From d972741157e4d080ebb52d4f7b695a04188045d8 Mon Sep 17 00:00:00 2001
From: osmaczko <33099791+osmaczko@users.noreply.github.com>
Date: Tue, 19 May 2026 21:26:09 +0200
Subject: [PATCH] chore: add adr for client-event-system (#99)
---
docs/adr/0001-client-event-system.md | 315 +++++++++++++++++++++++++++
1 file changed, 315 insertions(+)
create mode 100644 docs/adr/0001-client-event-system.md
diff --git a/docs/adr/0001-client-event-system.md b/docs/adr/0001-client-event-system.md
new file mode 100644
index 0000000..b3f28a1
--- /dev/null
+++ b/docs/adr/0001-client-event-system.md
@@ -0,0 +1,315 @@
+# Client Event System
+
+| Field | Value |
+|---|---|
+| Status | Accepted |
+| Issue | https://github.com/logos-messaging/libchat/issues/97 |
+| Date | 2026-05-19 |
+
+## Context and Problem
+
+Applications currently learn about new conversations from an `is_new_convo: bool` flag on `ContentData` (`core/conversations/src/types.rs:16-20`). Two problems:
+
+1. The flag overloads `ContentData`: protocol metadata is smuggled through a content carrier.
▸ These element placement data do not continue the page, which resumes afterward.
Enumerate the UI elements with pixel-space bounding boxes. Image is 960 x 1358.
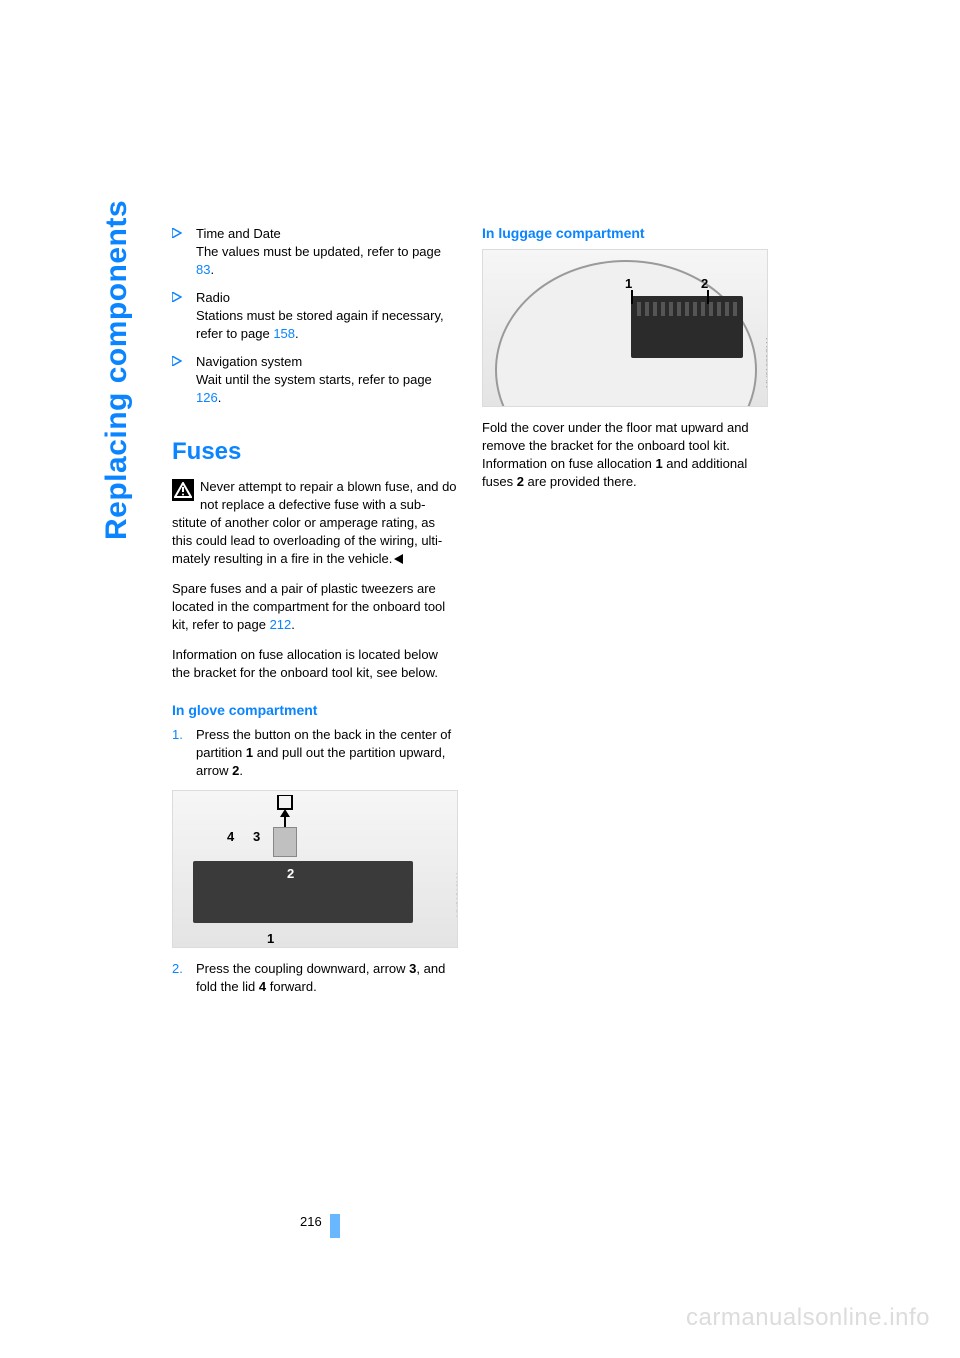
step-text: forward. [266,979,317,994]
diagram-luggage-compartment: 1 2 MV31820CMA [482,249,768,407]
page-ref-link[interactable]: 212 [270,617,292,632]
para-text: are provided there. [524,474,637,489]
bullet-title: Time and Date [196,226,281,241]
bullet-text: The values must be updated, refer to pag… [196,244,441,259]
para-text-after: . [291,617,295,632]
step-2: 2. Press the coupling downward, arrow 3,… [172,960,458,996]
step-number: 1. [172,726,196,780]
page-ref-link[interactable]: 83 [196,262,210,277]
heading-luggage-compartment: In luggage compartment [482,225,768,241]
page-number: 216 [300,1214,322,1229]
callout-ref: 2 [517,474,524,489]
warning-icon [172,479,194,501]
leader-line [707,290,709,304]
para-luggage: Fold the cover under the floor mat upwar… [482,419,768,491]
bullet-navigation: Navigation system Wait until the system … [172,353,458,407]
leader-line [631,290,633,304]
triangle-bullet-icon [172,353,196,407]
step-text: Press the coupling downward, arrow [196,961,409,976]
bullet-text-after: . [210,262,214,277]
toolkit-shape [631,296,743,358]
bullet-time-date: Time and Date The values must be updated… [172,225,458,279]
left-column: Time and Date The values must be updated… [172,225,458,1006]
heading-glove-compartment: In glove compartment [172,702,458,718]
callout-3: 3 [253,829,260,844]
watermark: carmanualsonline.info [686,1304,930,1332]
heading-fuses: Fuses [172,438,458,466]
step-number: 2. [172,960,196,996]
bullet-radio: Radio Stations must be stored again if n… [172,289,458,343]
callout-2: 2 [287,866,294,881]
bullet-text-after: . [218,390,222,405]
bullet-text: Wait until the system starts, refer to p… [196,372,432,387]
page-number-block: 216 [300,1214,340,1238]
callout-4: 4 [227,829,234,844]
bullet-title: Radio [196,290,230,305]
end-marker-icon [392,551,404,566]
lid-shape [193,861,413,923]
warning-block: Never attempt to repair a blown fuse, an… [172,478,458,568]
page-tab-icon [330,1214,340,1238]
callout-1: 1 [625,276,632,291]
para-spare-fuses: Spare fuses and a pair of plastic tweeze… [172,580,458,634]
callout-2: 2 [701,276,708,291]
step-1: 1. Press the button on the back in the c… [172,726,458,780]
callout-ref: 1 [655,456,662,471]
partition-shape [273,827,297,857]
bullet-text: Stations must be stored again if necessa… [196,308,444,341]
right-column: In luggage compartment 1 2 MV31820CMA Fo… [482,225,768,503]
warning-text: Never attempt to repair a blown fuse, an… [172,479,457,566]
triangle-bullet-icon [172,225,196,279]
triangle-bullet-icon [172,289,196,343]
para-text: Spare fuses and a pair of plastic tweeze… [172,581,445,632]
para-fuse-allocation-info: Information on fuse allocation is locate… [172,646,458,682]
bullet-title: Navigation system [196,354,302,369]
figure-code: MV31820CMA [765,336,768,388]
page: Replacing components Time and Date The v… [0,0,960,1358]
page-ref-link[interactable]: 126 [196,390,218,405]
side-title: Replacing components [100,200,134,540]
bullet-text-after: . [295,326,299,341]
step-text: . [239,763,243,778]
page-ref-link[interactable]: 158 [273,326,295,341]
callout-1: 1 [267,931,274,946]
diagram-glove-compartment: 4 3 2 1 MV31810MA [172,790,458,948]
figure-code: MV31810MA [455,871,458,917]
+2. The flag assumes every new conversation carries an initial content frame. Protocols such as MLS allow a conversation to begin without one; in that case `handle_payload` returns `None` and the application never observes the new conversation.
+
+Issue #97 calls for a proper event system that can signal new conversations, delivery receipts, and reliability failures — without piggy-backing on content — and that provides a clear path for adding new event types later.
+
+This ADR specifies the layered design of the event system and how events reach the application.
+
+## Decision Drivers
+
+- **Simplicity of the core.** Fully synchronous and caller-driven: no background work, no callbacks out. External effects are performed through services injected as method parameters.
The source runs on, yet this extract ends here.